The second thing that stuck out to me in the chapter was the long-term effects of alcohol. the most surprising of these effects to me was cirrhosis. I had never heard of cirrhosis before, and the reality of it is as bad as it sounds. If a person continually drinks heavily, “the liver cells die, and damage becomes permanent” (Donatelle, 2019, p. 158) According to the chapter, this disease is relatively common, as it occurs just from the regularity of heavy drinking. If someone is a heavy drinker, they are immediately at risk to get cirrhosis. This can even be fatal, simply from an action as easy to commit as drinking a lot on a regular basis. Cirrhosis is definitely a scary disease and a threatening one tothose who like or fall back on drinking.
The third thing that drew my attention in chapter 7 was the association between college students and smoking. It came as a surprise to me that “college students are the targets of heavy tobacco advertising campaigns” (Donatelle, 2019, p. 165). I might be a bit biased, as I don’t generally watch that much television, but I have never seen a tobacco product commercial that, in my opinion, was aimed at college students. On top of this, it greatly surprised me when I read that ” when students are asked how many students they think have smoked in the last thirty days, they perceive that rates are as high as 75 percent” (Donatelle, 2019, p. 165). My perceived rate would be astronomically lower, at or below 15%, yet others feel very differently. In my two years at BSU and 1 prior year in college, I have only seen 2-3 people smoking on campus, and do not know anyone (personally) of my age who smokes. The statistics when it came to tobacco in relation to college students definitely surprised me in more ways that one.
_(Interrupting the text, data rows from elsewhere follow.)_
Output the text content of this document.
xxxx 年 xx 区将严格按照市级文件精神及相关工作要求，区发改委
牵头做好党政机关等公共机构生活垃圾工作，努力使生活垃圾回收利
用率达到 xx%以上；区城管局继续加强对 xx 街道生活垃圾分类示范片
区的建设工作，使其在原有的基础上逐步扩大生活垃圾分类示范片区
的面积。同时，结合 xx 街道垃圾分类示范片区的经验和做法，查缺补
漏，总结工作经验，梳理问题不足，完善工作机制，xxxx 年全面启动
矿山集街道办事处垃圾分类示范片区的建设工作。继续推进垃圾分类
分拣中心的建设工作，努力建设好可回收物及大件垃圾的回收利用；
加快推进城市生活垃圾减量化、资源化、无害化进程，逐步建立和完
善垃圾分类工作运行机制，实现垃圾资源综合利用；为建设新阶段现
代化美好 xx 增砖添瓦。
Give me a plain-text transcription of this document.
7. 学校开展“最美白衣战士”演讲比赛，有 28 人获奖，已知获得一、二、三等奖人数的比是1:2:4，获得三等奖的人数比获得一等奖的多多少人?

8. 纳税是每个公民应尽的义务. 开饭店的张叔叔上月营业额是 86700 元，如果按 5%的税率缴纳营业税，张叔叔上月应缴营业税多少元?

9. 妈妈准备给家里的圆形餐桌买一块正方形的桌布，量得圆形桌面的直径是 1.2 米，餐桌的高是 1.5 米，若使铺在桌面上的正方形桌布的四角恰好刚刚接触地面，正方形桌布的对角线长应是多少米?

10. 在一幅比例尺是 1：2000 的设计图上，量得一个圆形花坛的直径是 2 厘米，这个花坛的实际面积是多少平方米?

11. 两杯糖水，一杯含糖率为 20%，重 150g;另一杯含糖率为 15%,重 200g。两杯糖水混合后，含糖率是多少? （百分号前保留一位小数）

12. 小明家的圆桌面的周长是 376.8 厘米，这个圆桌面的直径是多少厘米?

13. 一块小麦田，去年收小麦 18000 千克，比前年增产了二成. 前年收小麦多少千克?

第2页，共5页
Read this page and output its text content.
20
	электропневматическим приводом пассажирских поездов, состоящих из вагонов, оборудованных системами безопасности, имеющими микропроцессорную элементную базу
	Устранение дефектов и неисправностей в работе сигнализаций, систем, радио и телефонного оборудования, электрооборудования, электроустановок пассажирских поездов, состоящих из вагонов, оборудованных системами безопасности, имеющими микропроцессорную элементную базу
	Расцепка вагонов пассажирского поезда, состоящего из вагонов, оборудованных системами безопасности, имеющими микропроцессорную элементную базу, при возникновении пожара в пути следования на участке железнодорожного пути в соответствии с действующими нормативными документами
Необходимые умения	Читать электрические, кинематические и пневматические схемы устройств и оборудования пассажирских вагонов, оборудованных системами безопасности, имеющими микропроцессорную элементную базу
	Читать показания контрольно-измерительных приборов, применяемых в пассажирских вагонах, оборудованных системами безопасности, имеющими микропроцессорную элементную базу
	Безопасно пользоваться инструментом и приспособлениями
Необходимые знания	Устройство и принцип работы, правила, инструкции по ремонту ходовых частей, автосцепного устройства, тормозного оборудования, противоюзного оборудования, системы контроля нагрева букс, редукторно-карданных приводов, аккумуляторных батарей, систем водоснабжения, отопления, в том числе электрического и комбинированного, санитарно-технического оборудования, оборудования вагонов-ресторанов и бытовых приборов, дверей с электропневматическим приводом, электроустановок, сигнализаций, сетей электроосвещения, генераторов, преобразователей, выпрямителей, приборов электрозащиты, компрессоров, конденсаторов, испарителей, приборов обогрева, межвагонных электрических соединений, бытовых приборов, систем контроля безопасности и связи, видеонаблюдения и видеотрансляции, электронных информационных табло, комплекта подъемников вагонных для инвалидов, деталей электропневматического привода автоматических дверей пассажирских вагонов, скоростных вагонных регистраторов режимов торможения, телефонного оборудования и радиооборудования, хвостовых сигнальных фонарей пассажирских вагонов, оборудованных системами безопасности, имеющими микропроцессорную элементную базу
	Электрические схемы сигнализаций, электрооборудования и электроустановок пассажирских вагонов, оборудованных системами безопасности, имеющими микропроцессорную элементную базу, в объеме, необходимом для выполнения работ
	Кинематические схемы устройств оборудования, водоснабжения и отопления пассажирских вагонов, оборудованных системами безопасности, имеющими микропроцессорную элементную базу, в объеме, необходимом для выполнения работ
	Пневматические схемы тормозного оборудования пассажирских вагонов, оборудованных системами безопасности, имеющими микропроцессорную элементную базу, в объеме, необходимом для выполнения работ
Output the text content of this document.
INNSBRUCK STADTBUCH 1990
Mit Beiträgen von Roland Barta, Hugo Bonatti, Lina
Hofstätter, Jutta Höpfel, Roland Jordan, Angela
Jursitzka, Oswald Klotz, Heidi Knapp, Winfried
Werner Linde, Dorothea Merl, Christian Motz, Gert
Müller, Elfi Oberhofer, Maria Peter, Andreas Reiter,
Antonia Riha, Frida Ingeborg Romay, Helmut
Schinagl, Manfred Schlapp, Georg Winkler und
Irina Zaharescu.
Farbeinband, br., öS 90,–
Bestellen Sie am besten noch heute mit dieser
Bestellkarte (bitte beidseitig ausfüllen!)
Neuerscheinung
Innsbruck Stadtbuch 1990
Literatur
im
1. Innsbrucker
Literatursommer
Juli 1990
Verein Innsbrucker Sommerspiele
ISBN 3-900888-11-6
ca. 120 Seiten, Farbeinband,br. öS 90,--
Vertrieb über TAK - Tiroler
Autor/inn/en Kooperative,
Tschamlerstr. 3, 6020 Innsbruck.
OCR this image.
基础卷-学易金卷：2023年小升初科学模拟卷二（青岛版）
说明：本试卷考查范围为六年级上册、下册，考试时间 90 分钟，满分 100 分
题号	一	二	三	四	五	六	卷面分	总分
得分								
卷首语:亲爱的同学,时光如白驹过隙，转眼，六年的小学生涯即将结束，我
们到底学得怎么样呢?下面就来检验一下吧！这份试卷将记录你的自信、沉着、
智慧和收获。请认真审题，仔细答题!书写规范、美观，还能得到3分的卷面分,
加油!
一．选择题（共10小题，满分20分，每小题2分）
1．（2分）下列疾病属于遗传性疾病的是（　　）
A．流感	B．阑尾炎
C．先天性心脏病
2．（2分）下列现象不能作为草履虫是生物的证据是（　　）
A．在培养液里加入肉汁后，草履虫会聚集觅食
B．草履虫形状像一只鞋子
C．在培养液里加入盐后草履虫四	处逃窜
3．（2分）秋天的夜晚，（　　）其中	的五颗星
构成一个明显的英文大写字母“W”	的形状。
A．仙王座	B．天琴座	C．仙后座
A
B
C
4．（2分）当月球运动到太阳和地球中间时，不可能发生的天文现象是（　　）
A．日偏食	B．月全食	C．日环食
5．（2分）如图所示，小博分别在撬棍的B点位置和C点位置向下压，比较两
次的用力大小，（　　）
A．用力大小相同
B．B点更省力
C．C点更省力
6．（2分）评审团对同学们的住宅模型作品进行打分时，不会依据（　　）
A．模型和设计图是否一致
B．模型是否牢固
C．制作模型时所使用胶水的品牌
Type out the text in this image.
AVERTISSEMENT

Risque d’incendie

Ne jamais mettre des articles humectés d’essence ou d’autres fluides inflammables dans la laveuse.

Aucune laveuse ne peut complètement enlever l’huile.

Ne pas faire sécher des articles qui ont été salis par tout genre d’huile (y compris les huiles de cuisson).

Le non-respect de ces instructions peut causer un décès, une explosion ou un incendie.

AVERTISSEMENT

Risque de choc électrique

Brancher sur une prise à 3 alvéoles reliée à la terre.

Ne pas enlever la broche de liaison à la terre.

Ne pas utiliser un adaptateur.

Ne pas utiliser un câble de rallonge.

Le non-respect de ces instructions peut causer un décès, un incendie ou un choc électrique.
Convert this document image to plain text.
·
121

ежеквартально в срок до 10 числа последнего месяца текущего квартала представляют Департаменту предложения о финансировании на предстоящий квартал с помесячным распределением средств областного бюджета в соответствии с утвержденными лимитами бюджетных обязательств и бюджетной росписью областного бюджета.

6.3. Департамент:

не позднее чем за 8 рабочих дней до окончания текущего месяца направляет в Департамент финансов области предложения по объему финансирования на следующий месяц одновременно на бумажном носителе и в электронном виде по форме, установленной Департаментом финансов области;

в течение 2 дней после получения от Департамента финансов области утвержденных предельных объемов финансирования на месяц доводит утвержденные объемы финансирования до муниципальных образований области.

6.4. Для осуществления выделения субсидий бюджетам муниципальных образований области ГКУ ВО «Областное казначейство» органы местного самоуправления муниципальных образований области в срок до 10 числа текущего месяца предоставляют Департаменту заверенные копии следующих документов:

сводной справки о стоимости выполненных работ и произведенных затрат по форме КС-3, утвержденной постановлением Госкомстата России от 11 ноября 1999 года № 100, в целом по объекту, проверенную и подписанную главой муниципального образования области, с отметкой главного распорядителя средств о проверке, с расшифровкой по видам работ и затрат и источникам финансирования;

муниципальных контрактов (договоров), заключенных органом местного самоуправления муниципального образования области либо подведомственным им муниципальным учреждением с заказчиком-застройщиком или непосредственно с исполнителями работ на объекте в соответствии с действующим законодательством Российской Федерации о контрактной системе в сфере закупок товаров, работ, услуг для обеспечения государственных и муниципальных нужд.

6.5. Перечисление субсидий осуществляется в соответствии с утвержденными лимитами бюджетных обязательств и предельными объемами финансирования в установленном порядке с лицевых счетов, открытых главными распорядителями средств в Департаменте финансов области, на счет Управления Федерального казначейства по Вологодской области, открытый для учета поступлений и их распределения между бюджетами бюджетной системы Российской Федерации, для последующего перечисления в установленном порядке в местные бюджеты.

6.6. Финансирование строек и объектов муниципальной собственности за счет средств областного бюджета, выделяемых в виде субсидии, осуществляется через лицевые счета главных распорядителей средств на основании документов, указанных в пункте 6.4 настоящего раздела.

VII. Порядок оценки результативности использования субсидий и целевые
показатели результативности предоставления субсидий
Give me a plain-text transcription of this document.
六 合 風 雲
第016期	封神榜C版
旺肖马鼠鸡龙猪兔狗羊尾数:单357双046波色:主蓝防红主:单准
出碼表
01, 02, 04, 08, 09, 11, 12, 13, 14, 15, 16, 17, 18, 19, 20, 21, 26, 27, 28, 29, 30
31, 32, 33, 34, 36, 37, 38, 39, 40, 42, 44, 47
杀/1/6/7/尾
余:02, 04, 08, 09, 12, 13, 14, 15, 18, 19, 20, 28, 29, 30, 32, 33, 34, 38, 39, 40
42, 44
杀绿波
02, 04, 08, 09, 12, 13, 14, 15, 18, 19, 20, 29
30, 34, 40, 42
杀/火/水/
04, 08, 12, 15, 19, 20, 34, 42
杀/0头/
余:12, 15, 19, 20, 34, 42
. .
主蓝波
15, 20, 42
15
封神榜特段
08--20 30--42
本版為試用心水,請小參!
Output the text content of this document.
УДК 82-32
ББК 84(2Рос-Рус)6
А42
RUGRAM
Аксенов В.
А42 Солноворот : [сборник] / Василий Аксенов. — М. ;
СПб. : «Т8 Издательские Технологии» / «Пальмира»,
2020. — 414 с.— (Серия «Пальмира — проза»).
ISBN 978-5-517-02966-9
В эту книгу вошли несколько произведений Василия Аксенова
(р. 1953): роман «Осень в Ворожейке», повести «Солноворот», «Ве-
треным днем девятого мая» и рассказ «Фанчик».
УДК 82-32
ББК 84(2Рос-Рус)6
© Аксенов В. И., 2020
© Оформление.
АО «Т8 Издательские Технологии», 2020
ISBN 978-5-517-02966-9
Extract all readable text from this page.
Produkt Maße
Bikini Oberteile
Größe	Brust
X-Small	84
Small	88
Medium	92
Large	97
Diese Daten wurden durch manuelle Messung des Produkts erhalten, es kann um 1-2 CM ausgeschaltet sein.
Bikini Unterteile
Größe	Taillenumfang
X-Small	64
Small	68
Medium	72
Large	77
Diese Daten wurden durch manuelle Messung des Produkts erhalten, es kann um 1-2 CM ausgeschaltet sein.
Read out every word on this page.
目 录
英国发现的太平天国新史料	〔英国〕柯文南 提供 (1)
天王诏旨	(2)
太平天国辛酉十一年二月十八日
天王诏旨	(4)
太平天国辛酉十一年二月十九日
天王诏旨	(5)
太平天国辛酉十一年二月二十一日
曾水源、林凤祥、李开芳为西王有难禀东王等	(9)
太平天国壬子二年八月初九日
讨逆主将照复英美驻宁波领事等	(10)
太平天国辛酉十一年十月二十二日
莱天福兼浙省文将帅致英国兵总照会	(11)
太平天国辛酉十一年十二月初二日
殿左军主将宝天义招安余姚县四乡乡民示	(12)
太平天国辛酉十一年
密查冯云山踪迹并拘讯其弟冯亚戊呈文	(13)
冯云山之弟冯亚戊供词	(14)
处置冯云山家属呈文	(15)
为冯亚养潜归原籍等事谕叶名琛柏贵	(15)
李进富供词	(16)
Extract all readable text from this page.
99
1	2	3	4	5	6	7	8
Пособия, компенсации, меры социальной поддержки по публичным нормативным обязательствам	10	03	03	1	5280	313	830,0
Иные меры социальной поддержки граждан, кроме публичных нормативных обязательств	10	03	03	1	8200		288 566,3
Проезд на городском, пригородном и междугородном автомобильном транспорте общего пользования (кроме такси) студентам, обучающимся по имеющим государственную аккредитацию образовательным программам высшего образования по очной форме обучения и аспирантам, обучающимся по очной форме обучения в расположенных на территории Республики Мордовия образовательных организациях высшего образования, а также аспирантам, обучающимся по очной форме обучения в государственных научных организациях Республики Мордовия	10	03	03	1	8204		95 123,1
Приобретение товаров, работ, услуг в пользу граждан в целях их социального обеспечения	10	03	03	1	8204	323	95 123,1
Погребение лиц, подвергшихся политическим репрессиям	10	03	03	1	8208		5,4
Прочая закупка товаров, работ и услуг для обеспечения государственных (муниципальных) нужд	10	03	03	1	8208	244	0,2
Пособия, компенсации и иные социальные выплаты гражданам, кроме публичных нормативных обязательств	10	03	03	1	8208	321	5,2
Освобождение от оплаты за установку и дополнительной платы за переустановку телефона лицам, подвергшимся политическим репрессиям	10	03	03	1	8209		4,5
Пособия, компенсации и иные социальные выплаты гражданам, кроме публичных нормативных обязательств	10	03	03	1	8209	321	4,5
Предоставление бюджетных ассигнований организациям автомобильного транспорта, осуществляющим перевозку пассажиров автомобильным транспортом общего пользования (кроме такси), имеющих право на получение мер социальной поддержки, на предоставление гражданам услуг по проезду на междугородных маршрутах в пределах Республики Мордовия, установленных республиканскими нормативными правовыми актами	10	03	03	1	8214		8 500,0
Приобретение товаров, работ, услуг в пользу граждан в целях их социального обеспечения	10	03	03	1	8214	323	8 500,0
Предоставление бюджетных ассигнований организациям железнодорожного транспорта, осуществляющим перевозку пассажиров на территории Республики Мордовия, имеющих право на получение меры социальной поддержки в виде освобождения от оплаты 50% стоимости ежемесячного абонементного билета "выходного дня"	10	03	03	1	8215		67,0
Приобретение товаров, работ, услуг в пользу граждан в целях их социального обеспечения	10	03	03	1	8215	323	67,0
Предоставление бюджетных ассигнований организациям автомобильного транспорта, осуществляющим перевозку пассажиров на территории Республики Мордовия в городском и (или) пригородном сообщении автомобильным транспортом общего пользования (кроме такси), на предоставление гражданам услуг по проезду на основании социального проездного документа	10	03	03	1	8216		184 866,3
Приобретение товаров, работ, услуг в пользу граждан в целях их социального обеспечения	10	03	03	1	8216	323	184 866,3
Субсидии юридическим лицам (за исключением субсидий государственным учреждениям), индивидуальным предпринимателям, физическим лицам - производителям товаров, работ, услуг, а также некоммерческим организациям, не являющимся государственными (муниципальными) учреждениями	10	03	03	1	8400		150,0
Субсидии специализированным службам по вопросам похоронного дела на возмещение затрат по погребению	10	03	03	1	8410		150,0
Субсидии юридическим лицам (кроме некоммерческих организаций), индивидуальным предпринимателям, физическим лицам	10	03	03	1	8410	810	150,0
In terms of my health aspect over the past few chaotic weeks, I have found ways to keep what I am doing interesting, but have somewhat struggled to make solid improvements. Being home has meant a lot of time with my dog. He is a ball of energy and is constantly begging to play outside. I am not exaggerating when I say that I spend around 3 hours outside with him running around the yard and playing fetch. I know that this definitely has an impact on how hard I can go when I run, but it is still very frustrating at times to not see the improvements that I hope for (whether or not they are far-fetched to begin with). I mentioned in my last blog post that I hoped being back where I first started to run would inspire me to get back into a groove and improve greatly, but I feel like it has only added unnecessary and unwanted stress to myself, as I can’t help but compared myself now to when I was at my best. I constantly remind myself to push through the negative thoughts, but they definitely find their way back. I try to forget about these thoughts by making my running more interesting. I try to run with my dog every so often (in hopes to tire him out as well), but he gets way to distracted to run for any beneficial amount of time, so it is more of a for fun type of thing. I also run on a treadmill in my basement, as crazy as it sounds, in order to make the running I do outside seem more eventful and less boring. All around, I would say that I am feeling a slight return of the enjoyment I once had running, but that is definitely stifled relatively easily once I looked down at my watch and judge what I have done so far. I am pushing myself to keep going, but it definitely gets difficult sometimes.